As usual, I am back on my bike! Today was another road ride on the Gainesville/Hawthorne Trail & surrounding areas (80 miles). I started early, but so did the storms. So when the thunderstorm moved in on the trail, I took my favorite detour down towards Cross Creek & Micanopy. Along 325 I saw some beautiful wildflowers, including pine lilies, fringe orchids, meadow beauties & St. John’s wort. I was in a really blissful mood when I crossed the River Styx & not fully prepared for what lay ahead on the other side. Not too far past the bridge, I noticed a pack of black vultures. I looked to the side as I passed & noticed a strange site of a deer carcass hanging from a barbed wire fence. Basically one leg & half the abdomen was left. I quickly realized that the deer had gotten its leg caught in the fence when jumping over & likely experienced a long slow agonizing death by the side of the road.
I realized a similarity between the beautiful wildflowers & the deer’s suffering. Both were caused by human alterations associated with the road I was using for my ride. The wildflowers were in the cleared swale along the road (I’m sure they were also in the adjacent pinelands, but I did not take the time to find them there) & the deer was caught up in the fence necessitated by the road (to keep the farm animals from being run over). Reality set in & I began reflecting on human impacts. I thought of my need for roads to enjoy my biking (whether it be driving to mountain bike or having pavement available to ride from home). Roads cause much death of both humans & critters. In thinking of human impacts I realize that even this blog I write comes at the expensive of energy used to create my computer, camera & power the servers, not to mention the human suffering created by the mining of precious metals in this Macbook & my camera.
So these are not new thoughts to me & I am still enjoying my ride. However, I am reminded that I live in a world that is out of balance & I am very much a part of that world, even when on a weekend bike ride. I think of my Social Work career and the good people I get to work with who get labelled as mentally ill. But in a world so out of balance with what it means to be human, who is mentally ill? While I believe that we all need to find happiness & relief from suffering, perhaps those of us who can tolerate a society that chooses to find all our happiness in external pleasures are the truly insane? Who are we to judge others? I certainly have not known the suffering caused by race or gender discrimination. I did not suffer an abusive childhood. The only real suffering I know is the knowledge that we live in a world where we do not love each other.
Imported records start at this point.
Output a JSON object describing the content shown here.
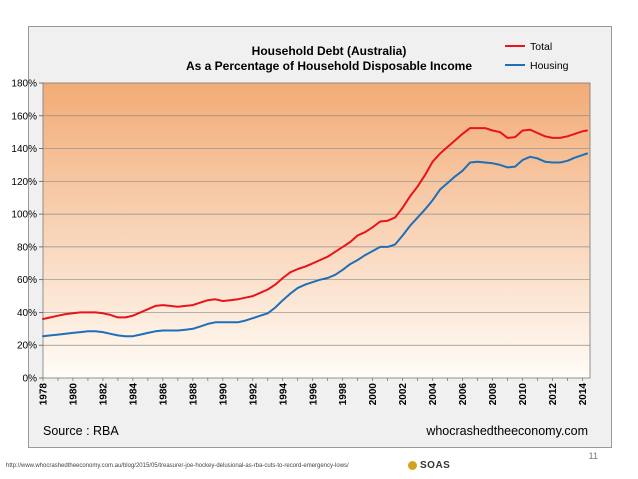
{
  "chart_data": {
    "type": "line",
    "title": "Household Debt (Australia)",
    "subtitle": "As a Percentage of Household Disposable Income",
    "xlabel": "",
    "ylabel": "",
    "xlim": [
      1978,
      2014.5
    ],
    "ylim": [
      0,
      180
    ],
    "y_ticks": [
      0,
      20,
      40,
      60,
      80,
      100,
      120,
      140,
      160,
      180
    ],
    "y_tick_labels": [
      "0%",
      "20%",
      "40%",
      "60%",
      "80%",
      "100%",
      "120%",
      "140%",
      "160%",
      "180%"
    ],
    "x_tick_labels": [
      "1978",
      "1980",
      "1982",
      "1984",
      "1986",
      "1988",
      "1990",
      "1992",
      "1994",
      "1996",
      "1998",
      "2000",
      "2002",
      "2004",
      "2006",
      "2008",
      "2010",
      "2012",
      "2014"
    ],
    "grid": true,
    "legend_position": "top-right",
    "series": [
      {
        "name": "Total",
        "color": "#e8141b",
        "x": [
          1978,
          1978.5,
          1979,
          1979.5,
          1980,
          1980.5,
          1981,
          1981.5,
          1982,
          1982.5,
          1983,
          1983.5,
          1984,
          1984.5,
          1985,
          1985.5,
          1986,
          1986.5,
          1987,
          1987.5,
          1988,
          1988.5,
          1989,
          1989.5,
          1990,
          1990.5,
          1991,
          1991.5,
          1992,
          1992.5,
          1993,
          1993.5,
          1994,
          1994.5,
          1995,
          1995.5,
          1996,
          1996.5,
          1997,
          1997.5,
          1998,
          1998.5,
          1999,
          1999.5,
          2000,
          2000.5,
          2001,
          2001.5,
          2002,
          2002.5,
          2003,
          2003.5,
          2004,
          2004.5,
          2005,
          2005.5,
          2006,
          2006.5,
          2007,
          2007.5,
          2008,
          2008.5,
          2009,
          2009.5,
          2010,
          2010.5,
          2011,
          2011.5,
          2012,
          2012.5,
          2013,
          2013.5,
          2014,
          2014.3
        ],
        "values": [
          36,
          37,
          38,
          39,
          39.5,
          40,
          40,
          40,
          39.5,
          38.5,
          37,
          37,
          38,
          40,
          42,
          44,
          44.5,
          44,
          43.5,
          44,
          44.5,
          46,
          47.5,
          48,
          47,
          47.5,
          48,
          49,
          50,
          52,
          54,
          57,
          61,
          64.5,
          66.5,
          68,
          70,
          72,
          74,
          77,
          80,
          83,
          87,
          89,
          92,
          95.5,
          96,
          98,
          104,
          111,
          117,
          124,
          132,
          137,
          141,
          145,
          149,
          152.5,
          152.5,
          152.5,
          151,
          150,
          146.5,
          147,
          151,
          151.5,
          149.5,
          147.5,
          146.5,
          146.5,
          147.5,
          149,
          150.5,
          151
        ]
      },
      {
        "name": "Housing",
        "color": "#1f6fb8",
        "x": [
          1978,
          1978.5,
          1979,
          1979.5,
          1980,
          1980.5,
          1981,
          1981.5,
          1982,
          1982.5,
          1983,
          1983.5,
          1984,
          1984.5,
          1985,
          1985.5,
          1986,
          1986.5,
          1987,
          1987.5,
          1988,
          1988.5,
          1989,
          1989.5,
          1990,
          1990.5,
          1991,
          1991.5,
          1992,
          1992.5,
          1993,
          1993.5,
          1994,
          1994.5,
          1995,
          1995.5,
          1996,
          1996.5,
          1997,
          1997.5,
          1998,
          1998.5,
          1999,
          1999.5,
          2000,
          2000.5,
          2001,
          2001.5,
          2002,
          2002.5,
          2003,
          2003.5,
          2004,
          2004.5,
          2005,
          2005.5,
          2006,
          2006.5,
          2007,
          2007.5,
          2008,
          2008.5,
          2009,
          2009.5,
          2010,
          2010.5,
          2011,
          2011.5,
          2012,
          2012.5,
          2013,
          2013.5,
          2014,
          2014.3
        ],
        "values": [
          25.5,
          26,
          26.5,
          27,
          27.5,
          28,
          28.5,
          28.5,
          28,
          27,
          26,
          25.5,
          25.5,
          26.5,
          27.5,
          28.5,
          29,
          29,
          29,
          29.5,
          30,
          31.5,
          33,
          34,
          34,
          34,
          34,
          35,
          36.5,
          38,
          39.5,
          43,
          47.5,
          51.5,
          55,
          57,
          58.5,
          60,
          61,
          63,
          66,
          69.5,
          72,
          75,
          77.5,
          80,
          80,
          81.5,
          87,
          93,
          98,
          103,
          108.5,
          115,
          119,
          123,
          126.5,
          131.5,
          132,
          131.5,
          131,
          130,
          128.5,
          129,
          133,
          135,
          134,
          132,
          131.5,
          131.5,
          132.5,
          134.5,
          136,
          137
        ]
      }
    ]
  },
  "footer": {
    "source": "Source : RBA",
    "site": "whocrashedtheeconomy.com"
  },
  "slide": {
    "url": "http://www.whocrashedtheeconomy.com.au/blog/2015/05/treasurer-joe-hockey-delusional-as-rba-cuts-to-record-emergency-lows/",
    "page_number": "11",
    "logo_text": "SOAS"
  }
}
I am reminded of what Pat Korb would always say “everyone has perfectly good reasons for being exactly the way they are”. I find whenever I take the time to listen rather than judge, this always turns out to be true.
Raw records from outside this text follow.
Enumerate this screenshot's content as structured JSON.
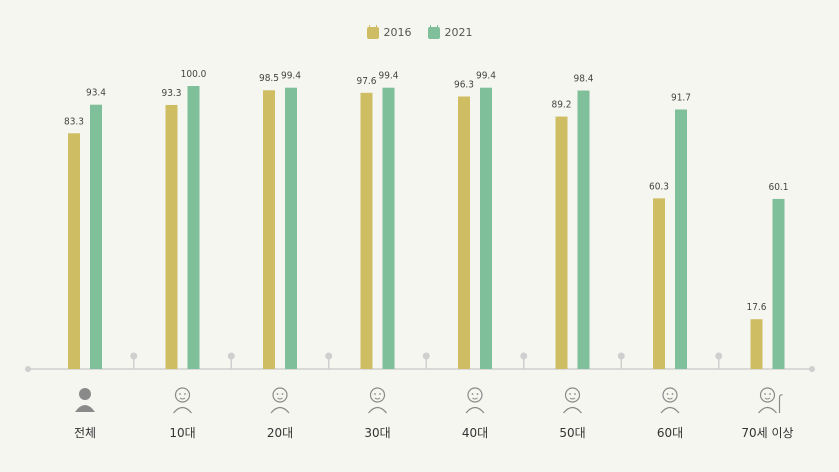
{
  "chart_data": {
    "type": "bar",
    "categories": [
      "전체",
      "10대",
      "20대",
      "30대",
      "40대",
      "50대",
      "60대",
      "70세 이상"
    ],
    "series": [
      {
        "name": "2016",
        "color": "#cfbd63",
        "values": [
          83.3,
          93.3,
          98.5,
          97.6,
          96.3,
          89.2,
          60.3,
          17.6
        ],
        "labels": [
          "83.3",
          "93.3",
          "98.5",
          "97.6",
          "96.3",
          "89.2",
          "60.3",
          "17.6"
        ]
      },
      {
        "name": "2021",
        "color": "#7fbf9a",
        "values": [
          93.4,
          100.0,
          99.4,
          99.4,
          99.4,
          98.4,
          91.7,
          60.1
        ],
        "labels": [
          "93.4",
          "100.0",
          "99.4",
          "99.4",
          "99.4",
          "98.4",
          "91.7",
          "60.1"
        ]
      }
    ],
    "title": "",
    "xlabel": "",
    "ylabel": "",
    "ylim": [
      0,
      100
    ],
    "grid": false,
    "legend_position": "top-center",
    "icons": [
      "person-silhouette-icon",
      "teen-face-icon",
      "young-adult-face-icon",
      "adult-30s-face-icon",
      "adult-40s-face-icon",
      "adult-50s-face-icon",
      "senior-60s-face-icon",
      "elderly-with-cane-icon"
    ]
  },
  "colors": {
    "background": "#f6f6f1",
    "axis": "#cfcfcf",
    "icon_stroke": "#8a8a8a",
    "icon_fill": "#8a8a8a"
  }
}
So yes, a pleasant bike ride combined with endorphins does lead me into deep thought (I often wish I could write while I ride). Before getting home, I had one more reminder of reality. I stopped in the southeast neighborhood I cut through to get to the trail, in order to put away my Ipod Shuffle (usually I do this at the end of the trail, but I wanted to hear the end of a Neil Young song I like). While stopped, a young black teenager on a bike carrying a 6 foot piece of rebar approached & said “Get out My Hood!” then he turned around. I said something stupid like “I’m just passing through, Brother” I was fully expecting to hear “You aren’t my Brother” but he just repeated “Get out My Hood” as he road off. So again, I am reminded of how out of balance our world is. I appreciate him for reminding me that I can’t blissfully bike through life without also acknowledging the suffering caused by our current reality.
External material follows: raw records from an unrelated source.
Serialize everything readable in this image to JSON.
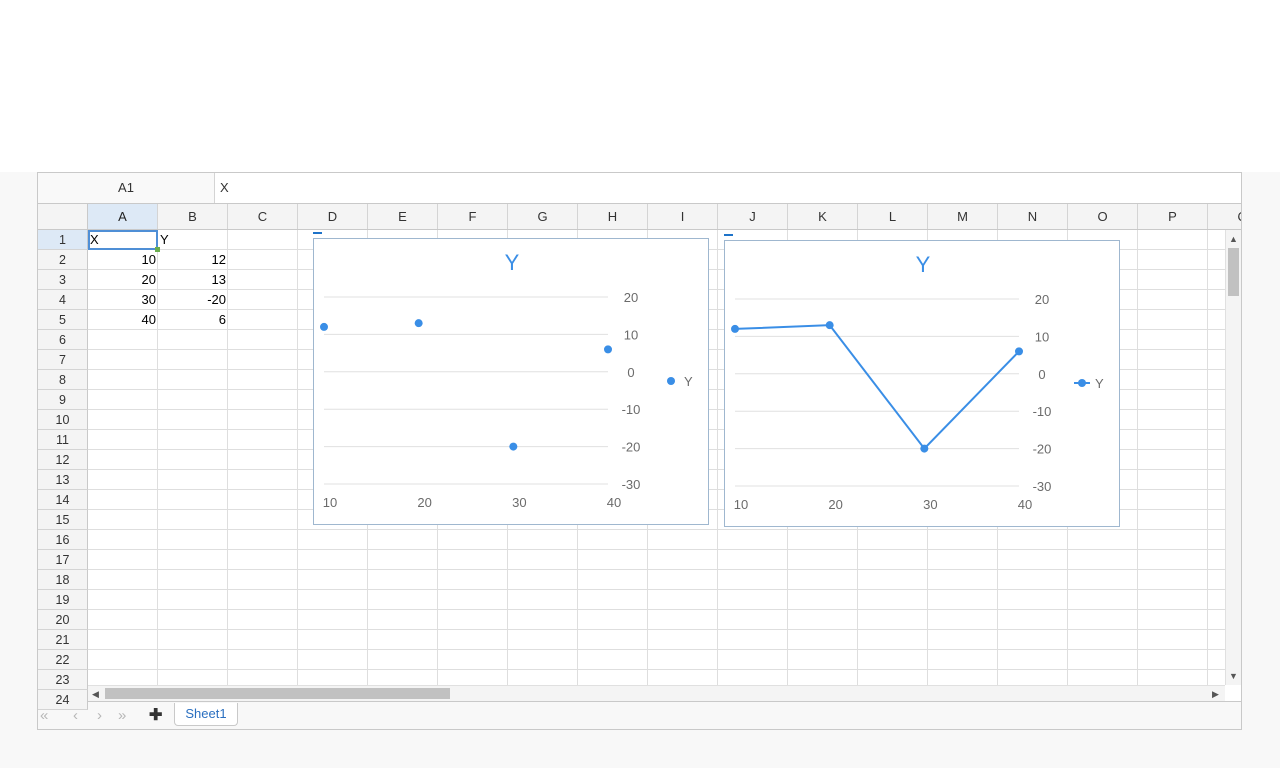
{
  "formula_bar": {
    "cell_ref": "A1",
    "content": "X"
  },
  "columns": [
    "A",
    "B",
    "C",
    "D",
    "E",
    "F",
    "G",
    "H",
    "I",
    "J",
    "K",
    "L",
    "M",
    "N",
    "O",
    "P",
    "Q"
  ],
  "rows": [
    "1",
    "2",
    "3",
    "4",
    "5",
    "6",
    "7",
    "8",
    "9",
    "10",
    "11",
    "12",
    "13",
    "14",
    "15",
    "16",
    "17",
    "18",
    "19",
    "20",
    "21",
    "22",
    "23",
    "24"
  ],
  "cells": {
    "A1": "X",
    "B1": "Y",
    "A2": "10",
    "B2": "12",
    "A3": "20",
    "B3": "13",
    "A4": "30",
    "B4": "-20",
    "A5": "40",
    "B5": "6"
  },
  "chart_data": [
    {
      "type": "scatter",
      "title": "Y",
      "x": [
        10,
        20,
        30,
        40
      ],
      "series": [
        {
          "name": "Y",
          "values": [
            12,
            13,
            -20,
            6
          ]
        }
      ],
      "xticks": [
        "10",
        "20",
        "30",
        "40"
      ],
      "yticks": [
        "20",
        "10",
        "0",
        "-10",
        "-20",
        "-30"
      ],
      "ylim": [
        -30,
        20
      ],
      "y_axis_side": "right",
      "grid": true,
      "legend": "right",
      "color": "#3a8ee6"
    },
    {
      "type": "line",
      "title": "Y",
      "x": [
        10,
        20,
        30,
        40
      ],
      "series": [
        {
          "name": "Y",
          "values": [
            12,
            13,
            -20,
            6
          ]
        }
      ],
      "xticks": [
        "10",
        "20",
        "30",
        "40"
      ],
      "yticks": [
        "20",
        "10",
        "0",
        "-10",
        "-20",
        "-30"
      ],
      "ylim": [
        -30,
        20
      ],
      "y_axis_side": "right",
      "grid": true,
      "legend": "right",
      "markers": true,
      "color": "#3a8ee6"
    }
  ],
  "sheets": [
    {
      "label": "Sheet1",
      "active": true
    }
  ],
  "icons": {
    "first": "double-chevron-left-icon",
    "prev": "chevron-left-icon",
    "next": "chevron-right-icon",
    "last": "double-chevron-right-icon",
    "add": "plus-icon"
  }
}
It is difficult sometimes to live in this world with awareness! It seems so obvious to me that if we can just let go of our endless capitalist pursuits of external happiness & get back to the reality of being human & finding our happiness within, then the world would be such a nicer place! All we really need to do is be authentic to ourselves! Yes, I am far from perfect. I have been trying to make a difference, to let go of much of what I have learned & to find true meaning in life. I know there is never going to be a perfect world, nor should there be. I also know that I can do my best to authentically be myself & that will make a difference.
As I finish my ride I realize that I am thankful for all of us who are trying to find meaning and authenticity in a world that seems to have lost the courage to be real!
- Pine Lily with American Swallowtail
- Meadow Beauty (Rhexia sp.)
- Yellow Fringe Orchid (Planthera ciliaris)
- St. John’s Wort (Hypericum sp.)
- St. John’s Wort & bug
- Wildflowers
- Wildflowers with thunderstorm I averted up the road
- Pine Lily (Lilium catesbaei)
- Vultures & Deer Carcass (click with caution)











Hey, Tom. That Cross Creek area is one of my favorite bike rides in FL- thanks for sharing. I spent lots of time exploring there while living in Gainesville…I wonder how it has changed in 20 years…much land development? This is the same time that I began reading Marjorie Kinnan Rawlings which then led me to explorations of other authors of old Florida.
Great to hear you are doing so well. You look happy and healthy!
And by the way, the road kill in FL is so much greater than any other place I have lived. We do see dead cats and chickens here fairly often in HI, but none of my experiences in the 7 states I have lived approach the volume of turtles, birds, raccoons, dear, snakes, etc that I always found on the roads of FL.